‘Fear The Walking Dead’ May Have One Big Advantage Over ‘The Walking Dead’

“When civilization ends, it ends fast.”

That’s a line from the first full official trailer of Fear the Walking Dead, but viewers of the show had better hope that isn’t the case, lest this prequel series from Walking Dead creator Robert Kirkman turn into little more than The Walking Dead: Pacific.

Not that more Walking Dead would be an abomination — Kirkman and the team over at the mothership have shown a deft touch deconstructing our pre-installed civility and reinstalling our more primal urges. The weak and human suffer, the strong and feral survive in that world. It’s brutal and there’s constant loss and an absence of hope even as the main survivors inhabit the closest thing to nirvana they’re ever going to find. You may not agree, but a lot of viewers (and myself) think it’s a high-level drama. But Fear The Walking Dead might actually be more interesting if it focuses on the spread of the zombie plague and shows how people react—not when all hope is lost, but when confusion and fear conspire to take hold as everything crumbles around them and they fight like mad to keep a handle on the quickly evaporating hope they have left.

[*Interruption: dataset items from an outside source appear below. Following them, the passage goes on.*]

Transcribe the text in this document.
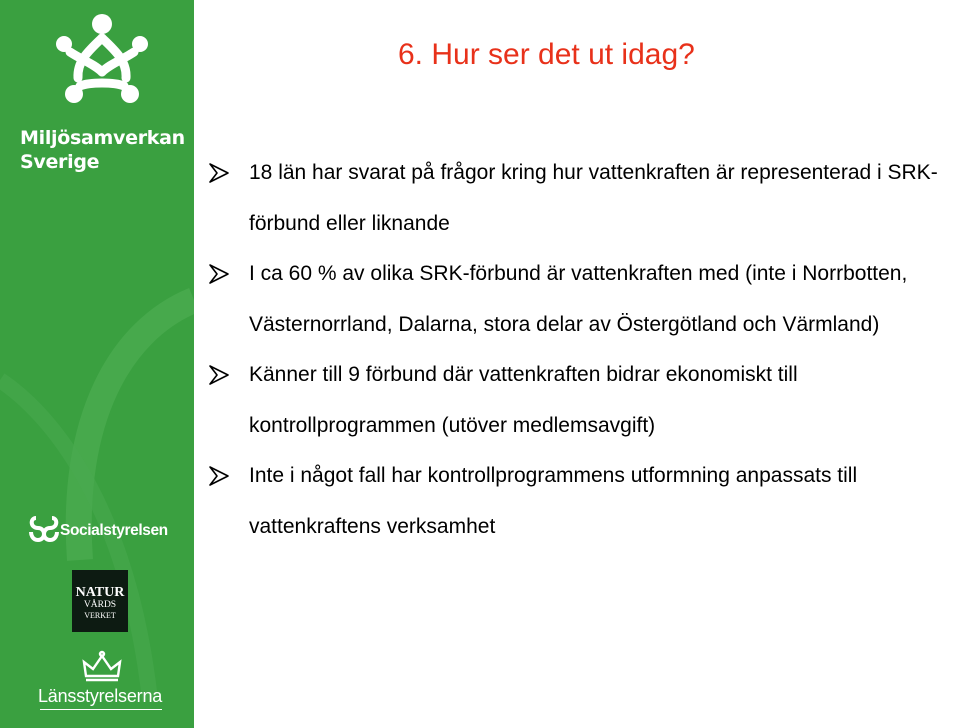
Miljösamverkan
Sverige
Socialstyrelsen
NATUR
VÅRDS
VERKET
Länsstyrelserna
6. Hur ser det ut idag?
18 län har svarat på frågor kring hur vattenkraften är representerad i SRK-förbund eller liknande
I ca 60 % av olika SRK-förbund är vattenkraften med (inte i Norrbotten, Västernorrland, Dalarna, stora delar av Östergötland och Värmland)
Känner till 9 förbund där vattenkraften bidrar ekonomiskt till kontrollprogrammen (utöver medlemsavgift)
Inte i något fall har kontrollprogrammens utformning anpassats till vattenkraftens verksamhet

With Fear the Walking Dead, we won’t be staring at someone that woke up from a dream into a nightmare of ghost cities and power-mad warlords in all but name. This world won’t feel as foreign, borrowing heavily from our reactions to outbreaks as they tip toe into our country and cause our communities to take note — Swine Flu, Ebola, etc.

The trailer reveals that we’ll see some of this through the screen of a television or a smartphone — people huddled around glowing devices getting the sh*t scared out of them by aerial shots of the beginning embers of a brush fire, no doubt checking Twitter for a caustic game of telephone. Fiction, but with a few tweaks, not wholly unbelievable. Not like the post-apocalyptic Walking Dead.

Whether Fear the Walking Dead can sustain our interest depends on where it goes following the pilot. It’s hard to forecast what Fear the Walking Dead will become, but anything other than a straight path toward where The Walking Dead is now will be a challenge, since the narrative ceiling is so close to the ground floor. This is thanks to its predecessor and the tussle between a fast developing catalyst (walkers) and a brief window between the start of this show and the start of that show. But, if the creators are able to slow burn, the stew might be quite rich and unique. Not just a worthy companion, but a competitor for the hearts and minds of zombie fans who could use a well-honed option besides The Walking Dead, even if that option is also sort of The Walking Dead.